General Department of Vietnam Customs data show that in the second year of EVFTA implementation, from August 2021 to July 2022, trade between Vietnam and the EU reached US$61.4 billion, up 11.9 percent compared with the first year. Of the sum, exports accounted for US$45 billion, up 17 percent, and imports for US$16.4 billion, up 0.2 percent.

In the first eight months of 2022, trade between Vietnam and the EU reached US$42.4 billion, up 14.85 percent year-on-year. Vietnam’s exports to most EU countries grew well.

Vietnam’s exports to the EU have been diverse. Impressive export growth was recorded for key products such as machinery and equipment (up 34.8 percent), textiles and garments (up 41.2 percent), and footwear (up 36.2 percent). Many kinds of agro-forestry-fishery products also recorded high export growth, such as coffee (54.4 percent), seafood (41.9 percent), fruit and vegetables (18 percent), pepper (25 percent), and rice (22.2 percent).

However, Alain Cany, Chair of the European Chamber of Commerce in Vietnam (EuroCham), said European consumers and investors are increasingly interested in sustainable business models and sustainable investments, which are crucial for long-term development.

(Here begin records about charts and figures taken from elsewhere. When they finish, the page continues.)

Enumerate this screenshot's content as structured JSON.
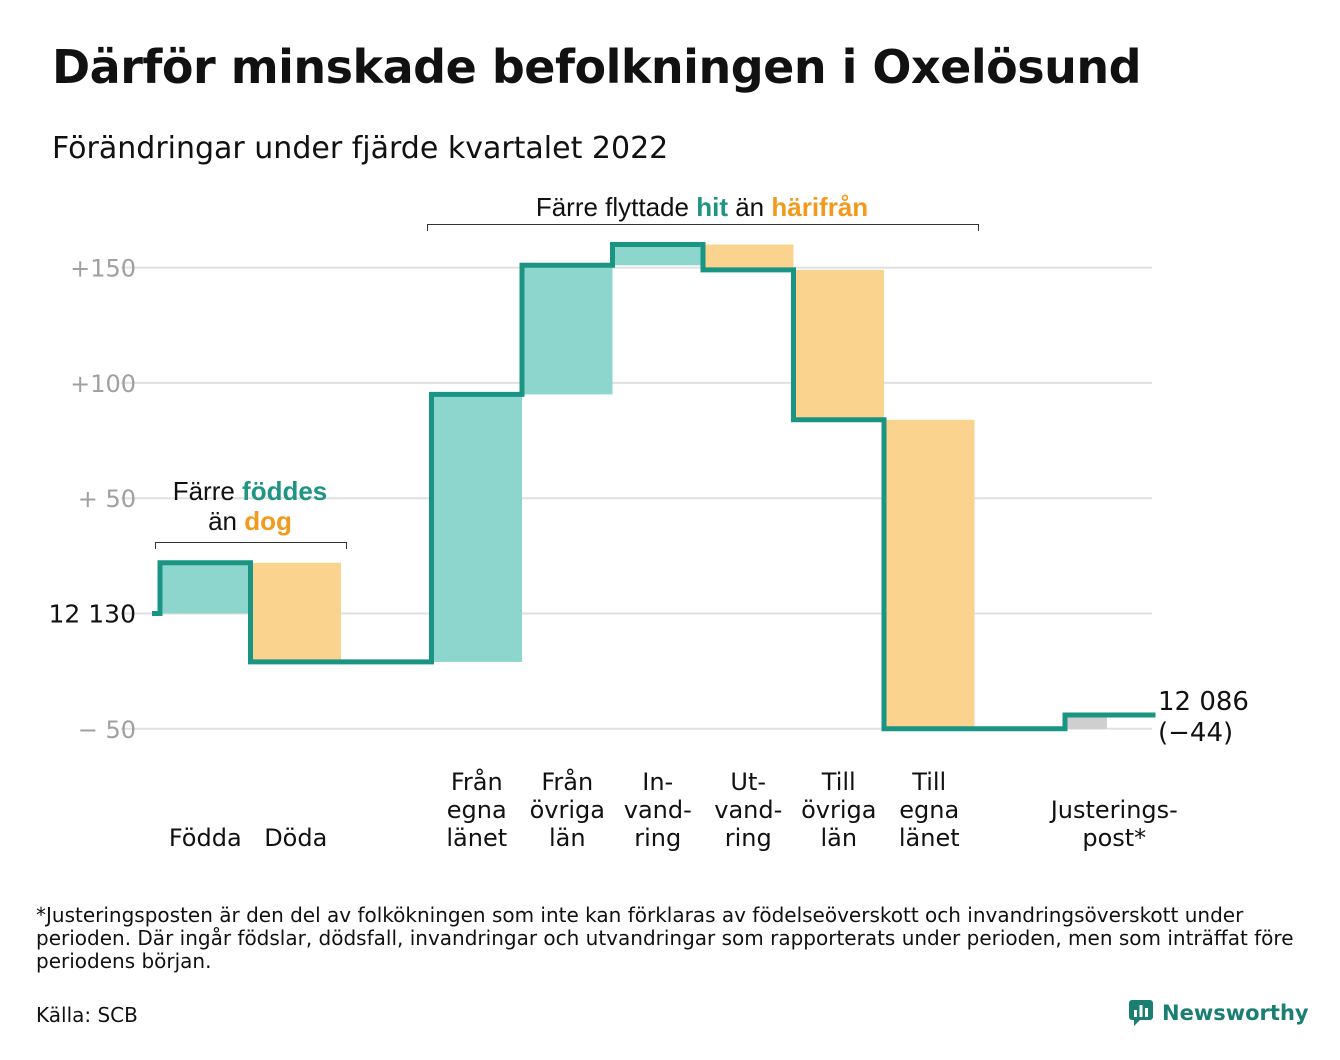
{
  "title": "Därför minskade befolkningen i Oxelösund",
  "subtitle": "Förändringar under fjärde kvartalet 2022",
  "annotations": {
    "births_pre": "Färre ",
    "births_word": "föddes",
    "deaths_pre": "än ",
    "deaths_word": "dog",
    "moves_pre": "Färre flyttade ",
    "moves_in": "hit",
    "moves_mid": " än ",
    "moves_out": "härifrån"
  },
  "colors": {
    "increase": "#8dd6cd",
    "decrease": "#fad48e",
    "adjustment": "#cfcfcf",
    "line": "#1a9483",
    "accent_teal": "#1e9484",
    "accent_orange": "#f29a1b",
    "grid": "#e0e0e0"
  },
  "chart_data": {
    "type": "waterfall",
    "start_value": 12130,
    "start_label": "12 130",
    "end_value": 12086,
    "end_label": "12 086",
    "end_change_label": "(−44)",
    "y_ticks": [
      {
        "value": 150,
        "label": "+150"
      },
      {
        "value": 100,
        "label": "+100"
      },
      {
        "value": 50,
        "label": "+ 50"
      },
      {
        "value": -50,
        "label": "− 50"
      }
    ],
    "ylim": [
      -56,
      166
    ],
    "grid": true,
    "steps": [
      {
        "label": [
          "Födda"
        ],
        "change": 22,
        "kind": "increase"
      },
      {
        "label": [
          "Döda"
        ],
        "change": -43,
        "kind": "decrease"
      },
      {
        "label": [],
        "change": 0,
        "kind": "gap"
      },
      {
        "label": [
          "Från",
          "egna",
          "länet"
        ],
        "change": 116,
        "kind": "increase"
      },
      {
        "label": [
          "Från",
          "övriga",
          "län"
        ],
        "change": 56,
        "kind": "increase"
      },
      {
        "label": [
          "In-",
          "vand-",
          "ring"
        ],
        "change": 9,
        "kind": "increase"
      },
      {
        "label": [
          "Ut-",
          "vand-",
          "ring"
        ],
        "change": -11,
        "kind": "decrease"
      },
      {
        "label": [
          "Till",
          "övriga",
          "län"
        ],
        "change": -65,
        "kind": "decrease"
      },
      {
        "label": [
          "Till",
          "egna",
          "länet"
        ],
        "change": -134,
        "kind": "decrease"
      },
      {
        "label": [],
        "change": 0,
        "kind": "gap"
      },
      {
        "label": [
          "Justerings-",
          "post*"
        ],
        "change": 6,
        "kind": "adjustment"
      }
    ]
  },
  "footnote": "*Justeringsposten är den del av folkökningen som inte kan förklaras av födelseöverskott och invandringsöverskott under perioden. Där ingår födslar, dödsfall, invandringar och utvandringar som rapporterats under perioden, men som inträffat före periodens början.",
  "source": "Källa: SCB",
  "brand": "Newsworthy",
  "brand_icon": "bar-chart-speech-icon"
}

To withstand competition in the EU market and make the most of FTAs, Vietnamese companies should abide by strict environmental regulations to meet the demand for green, sustainable consumption, Cany said. At the same time, they should improve their manufacturing capacity and adjust their production and trade strategies to adapt to the EU market, he added.

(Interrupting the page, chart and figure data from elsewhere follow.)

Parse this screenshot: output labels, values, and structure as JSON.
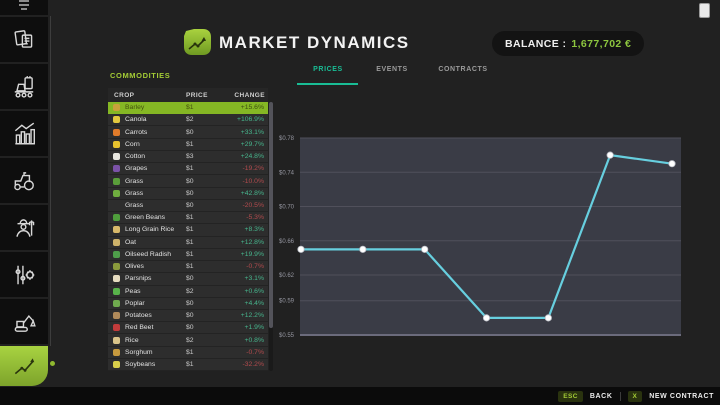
{
  "app": {
    "title": "MARKET DYNAMICS",
    "balance_label": "BALANCE :",
    "balance_value": "1,677,702 €"
  },
  "tabs": [
    {
      "label": "PRICES",
      "active": true
    },
    {
      "label": "EVENTS",
      "active": false
    },
    {
      "label": "CONTRACTS",
      "active": false
    }
  ],
  "commodities": {
    "section_label": "COMMODITIES",
    "columns": [
      "CROP",
      "PRICE",
      "CHANGE"
    ],
    "rows": [
      {
        "name": "Barley",
        "price": "$1",
        "change": "+15.6%",
        "dir": "up",
        "selected": true,
        "icon": "barley-crop-icon",
        "icon_color": "#c9a13b"
      },
      {
        "name": "Canola",
        "price": "$2",
        "change": "+106.9%",
        "dir": "up",
        "selected": false,
        "icon": "canola-crop-icon",
        "icon_color": "#e3c93f"
      },
      {
        "name": "Carrots",
        "price": "$0",
        "change": "+33.1%",
        "dir": "up",
        "selected": false,
        "icon": "carrots-crop-icon",
        "icon_color": "#e07b2a"
      },
      {
        "name": "Corn",
        "price": "$1",
        "change": "+29.7%",
        "dir": "up",
        "selected": false,
        "icon": "corn-crop-icon",
        "icon_color": "#e8c22e"
      },
      {
        "name": "Cotton",
        "price": "$3",
        "change": "+24.8%",
        "dir": "up",
        "selected": false,
        "icon": "cotton-crop-icon",
        "icon_color": "#e8e6df"
      },
      {
        "name": "Grapes",
        "price": "$1",
        "change": "-19.2%",
        "dir": "down",
        "selected": false,
        "icon": "grapes-crop-icon",
        "icon_color": "#7b52a8"
      },
      {
        "name": "Grass",
        "price": "$0",
        "change": "-10.0%",
        "dir": "down",
        "selected": false,
        "icon": "grass-crop-icon",
        "icon_color": "#5a9e3a"
      },
      {
        "name": "Grass",
        "price": "$0",
        "change": "+42.8%",
        "dir": "up",
        "selected": false,
        "icon": "grass-crop-icon",
        "icon_color": "#6fae3f"
      },
      {
        "name": "Grass",
        "price": "$0",
        "change": "-20.5%",
        "dir": "down",
        "selected": false,
        "icon": "grass-crop-icon",
        "icon_color": null
      },
      {
        "name": "Green Beans",
        "price": "$1",
        "change": "-5.3%",
        "dir": "down",
        "selected": false,
        "icon": "green-beans-crop-icon",
        "icon_color": "#4f9e3c"
      },
      {
        "name": "Long Grain Rice",
        "price": "$1",
        "change": "+8.3%",
        "dir": "up",
        "selected": false,
        "icon": "long-grain-rice-crop-icon",
        "icon_color": "#d8b96a"
      },
      {
        "name": "Oat",
        "price": "$1",
        "change": "+12.8%",
        "dir": "up",
        "selected": false,
        "icon": "oat-crop-icon",
        "icon_color": "#cdb26a"
      },
      {
        "name": "Oilseed Radish",
        "price": "$1",
        "change": "+19.9%",
        "dir": "up",
        "selected": false,
        "icon": "oilseed-radish-crop-icon",
        "icon_color": "#4e9e4a"
      },
      {
        "name": "Olives",
        "price": "$1",
        "change": "-0.7%",
        "dir": "down",
        "selected": false,
        "icon": "olives-crop-icon",
        "icon_color": "#8a9a3c"
      },
      {
        "name": "Parsnips",
        "price": "$0",
        "change": "+3.1%",
        "dir": "up",
        "selected": false,
        "icon": "parsnips-crop-icon",
        "icon_color": "#e6dcc0"
      },
      {
        "name": "Peas",
        "price": "$2",
        "change": "+0.6%",
        "dir": "up",
        "selected": false,
        "icon": "peas-crop-icon",
        "icon_color": "#58b34a"
      },
      {
        "name": "Poplar",
        "price": "$0",
        "change": "+4.4%",
        "dir": "up",
        "selected": false,
        "icon": "poplar-crop-icon",
        "icon_color": "#6faa4e"
      },
      {
        "name": "Potatoes",
        "price": "$0",
        "change": "+12.2%",
        "dir": "up",
        "selected": false,
        "icon": "potatoes-crop-icon",
        "icon_color": "#b08a5a"
      },
      {
        "name": "Red Beet",
        "price": "$0",
        "change": "+1.9%",
        "dir": "up",
        "selected": false,
        "icon": "red-beet-crop-icon",
        "icon_color": "#c23b3b"
      },
      {
        "name": "Rice",
        "price": "$2",
        "change": "+0.8%",
        "dir": "up",
        "selected": false,
        "icon": "rice-crop-icon",
        "icon_color": "#d9c48a"
      },
      {
        "name": "Sorghum",
        "price": "$1",
        "change": "-0.7%",
        "dir": "down",
        "selected": false,
        "icon": "sorghum-crop-icon",
        "icon_color": "#c79a3e"
      },
      {
        "name": "Soybeans",
        "price": "$1",
        "change": "-32.2%",
        "dir": "down",
        "selected": false,
        "icon": "soybeans-crop-icon",
        "icon_color": "#d9cf4a"
      }
    ]
  },
  "chart_data": {
    "type": "line",
    "title": "",
    "xlabel": "",
    "ylabel": "",
    "x": [
      1,
      2,
      3,
      4,
      5,
      6,
      7
    ],
    "values": [
      0.65,
      0.65,
      0.65,
      0.57,
      0.57,
      0.76,
      0.75
    ],
    "ylim": [
      0.55,
      0.78
    ],
    "yticks": [
      "$0.78",
      "$0.74",
      "$0.70",
      "$0.66",
      "$0.62",
      "$0.59",
      "$0.55"
    ],
    "ytick_values": [
      0.78,
      0.74,
      0.7,
      0.66,
      0.62,
      0.59,
      0.55
    ],
    "grid": true,
    "legend": false,
    "line_color": "#67cfdf",
    "marker_color": "#ffffff",
    "plot_bg": "#3a3c46",
    "grid_color": "#50505b",
    "tick_color": "#9596a0"
  },
  "sidebar": {
    "items": [
      {
        "icon": "clipped-top-icon",
        "active": false
      },
      {
        "icon": "documents-icon",
        "active": false
      },
      {
        "icon": "production-icon",
        "active": false
      },
      {
        "icon": "statistics-icon",
        "active": false
      },
      {
        "icon": "tractor-icon",
        "active": false
      },
      {
        "icon": "farmer-icon",
        "active": false
      },
      {
        "icon": "settings-sliders-icon",
        "active": false
      },
      {
        "icon": "excavator-icon",
        "active": false
      },
      {
        "icon": "market-trend-icon",
        "active": true
      }
    ]
  },
  "footer": {
    "esc_key": "ESC",
    "back_label": "BACK",
    "x_key": "X",
    "new_contract_label": "NEW CONTRACT"
  },
  "colors": {
    "accent_green": "#8dc63f",
    "tab_teal": "#19bd95",
    "positive": "#47b78e",
    "negative": "#b34b4e",
    "selected_row": "#85b724"
  }
}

According to economists, the Vietnamese economy has a high degree of openness (second only to Singapore in the ASEAN bloc), but in terms of integration capability and competitiveness, Vietnam ranks 77th among 140 economies. In terms of institutional competitiveness, Vietnam ranks 94th, and in terms of business competitiveness, it ranks 101st. Domestic businesses have yet to be ready for technological innovation to meet EU standards. They remain sluggish in taking advantage of the EVFTA.

Vietnam’s rivals in the region, such as China, Thailand, Myanmar and Malaysia, will have FTAs with the EU in the future. These countries will compete directly with Vietnam in exporting to the European market. Therefore, Vietnamese companies should accelerate their efforts to take advantage of the EVFTA.

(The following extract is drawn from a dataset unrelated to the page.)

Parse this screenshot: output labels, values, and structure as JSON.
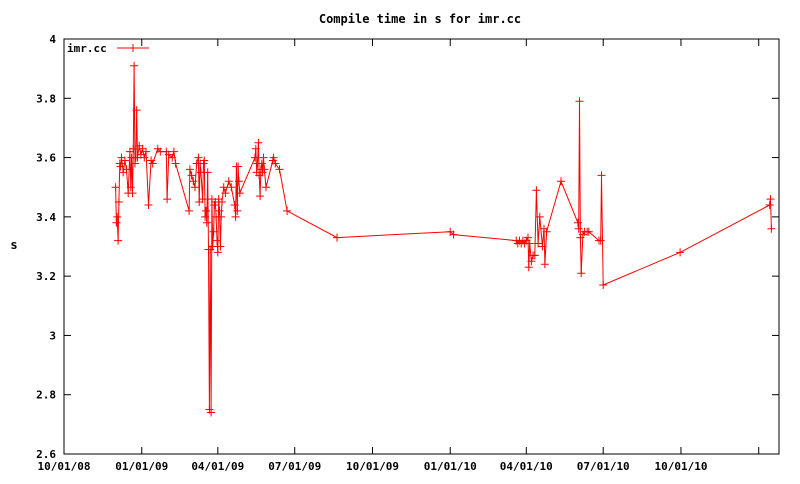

To support business efforts in taking advantage of the EVFTA, according to Ta Hoang Linh, Director of the European-American Market Department, the Ministry of Industry and Trade will maximize the role of overseas Vietnamese trade offices in the EU in helping businesses promote trade exchanges and investment, and build diverse, sustainable supply chains. For their part, businesses should be more proactive in taking advantage of the trade deal.

To access the EU market in a sustainable manner, Vietnamese businesses should take the initiative in technological innovation to diversify and improve product quality, and pay special attention to environmental protection and social responsibility.